Pustular [PUHS-choo-lar] psoriasis is characterized by white pustules (blisters of noninfectious pus) surrounded by red skin. The pus consists of white blood cells. It is not an infection, nor is it contagious.
Pustular psoriasis is primarily seen in adults. It may be limited to certain areas of the body — for example, the hands and feet. Generalized pustular psoriasis also can cover most of the body. It tends to go in a cycle with reddening of the skin followed by pustules and scaling.

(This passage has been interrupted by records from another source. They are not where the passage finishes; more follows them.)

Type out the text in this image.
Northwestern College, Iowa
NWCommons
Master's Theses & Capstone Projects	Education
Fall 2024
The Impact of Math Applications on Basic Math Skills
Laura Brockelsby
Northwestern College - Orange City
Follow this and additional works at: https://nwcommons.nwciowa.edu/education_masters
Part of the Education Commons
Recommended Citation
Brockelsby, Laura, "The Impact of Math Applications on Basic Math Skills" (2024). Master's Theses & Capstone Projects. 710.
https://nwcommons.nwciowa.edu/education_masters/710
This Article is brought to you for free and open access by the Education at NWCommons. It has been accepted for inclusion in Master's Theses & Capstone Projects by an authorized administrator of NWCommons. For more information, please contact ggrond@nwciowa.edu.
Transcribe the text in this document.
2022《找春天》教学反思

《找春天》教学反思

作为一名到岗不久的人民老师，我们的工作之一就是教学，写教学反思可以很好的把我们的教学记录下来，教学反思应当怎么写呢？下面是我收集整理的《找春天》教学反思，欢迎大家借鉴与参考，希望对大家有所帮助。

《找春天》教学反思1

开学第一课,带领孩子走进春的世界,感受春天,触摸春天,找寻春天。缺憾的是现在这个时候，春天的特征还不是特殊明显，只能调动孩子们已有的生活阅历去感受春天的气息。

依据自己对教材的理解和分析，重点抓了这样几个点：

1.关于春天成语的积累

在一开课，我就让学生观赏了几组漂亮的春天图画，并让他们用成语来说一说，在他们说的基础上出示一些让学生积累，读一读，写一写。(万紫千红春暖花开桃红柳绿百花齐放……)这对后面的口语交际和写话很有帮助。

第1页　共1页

A number of factors may trigger pustular psoriasis, including:
- Internal medications
- Irritating topical agents
- Overexposure to UV light
- Systemic steroids
- Emotional stress
- Sudden withdrawal of systemic medications or potent topical steroids
Types of Pustular Psoriasis
Von Zumbusch can appear abruptly on the skin. It is characterized by widespread areas of reddened skin, which become painful and tender. Within hours, the pustules appear. Over the next 24 to 48 hours, the pustules dry, leaving the skin with a glazed and smooth appearance. Children rarely develop Von Zumbusch pustular psoriasis, but when it does happen it is often the first psoriasis flare and may have a better outcome than in adults. This form can be life-threatening and requires immediate medical care. People with von Zumbusch pustular psoriasis often need to be hospitalized for rehydration and start topical and systemic treatment, which typically includes antibiotics. Von Zumbusch is associated with fever, chills, severe itching, dehydration, a rapid pulse rate, exhaustion, anemia, weight loss and muscle weakness.
Palmoplantar pustulosis (PPP) causes pustules on the palms of the hand and soles of the feet. It commonly affects the base of the thumb and the sides of the heels. Pustules initially appear in a studded pattern on top of red plaques of skin, but then turn brown, peel and become crusted. PPP is usually cyclical, with new crops of pustules followed by periods of low activity.
Acropustulosis (acrodermatitis continua of Hallopeau) is a rare type of psoriasis characterized by skin lesions on the ends of the fingers and sometimes on the toes. The eruption occasionally starts after an injury to the skin or infection. The lesions can be painful and disabling, and cause deformity of the nails. Occasionally bone changes occur in severe cases.
It is not unusual for doctors to combine or rotate treatments for pustular psoriasis due to the potential side effects of systemic medications and phototherapy. More than one study indicates a combination of acitretin (brand name Soriatane) and methotrexate can send pustular psoriasis into rapid remission and eventual clear the skin; however these medications do not need to be combined to be effective for pustular psoriasis. Treatments for specific types of pustular psoriasis include:
- Generalized pustular psoriasis: The goal of treatment is to prevent infection and fluid loss, stabilize the body's temperature and restore the skin's chemical balance. Acitretin, cyclosporine, methotrexate, oral PUVA (the light-sensitizing drug psoralen plus ultraviolet light A) and TNF-alpha blockers, such as infliximab, are often prescribed.
- Localized pustular psoriasis: This form can be stubborn to treat. Topical treatments are usually prescribed first. Your doctor may prescribe PUVA, ultraviolet light B (UVB), acitretin, methotrexate or cyclosporine.
- Von Zumbusch: Treatment often consists of acitretin, cyclosporine or methotrexate. Some doctors may prescribe oral steroids for those who do not respond to other treatments or who have become very ill, but their use is controversial because sudden withdrawal of steroids can trigger von Zumbusch pustular psoriasis. PUVA may be used once the severe stage of pustule development and redness has passed.
- Palmoplantar pustulosis: Because PP often is stubborn to treat, doctors usually prescribe topical treatments first, and then consider other options, including PUVA, UVB, acitretin, methotrexate or cyclosporine.
- Acropustulosis: Traditionally this form of pustular psoriasis has been hard to treat. Occlusion of topical preparations may help some people. Some people have had success using systemic medications to clear lesions and restore the nails.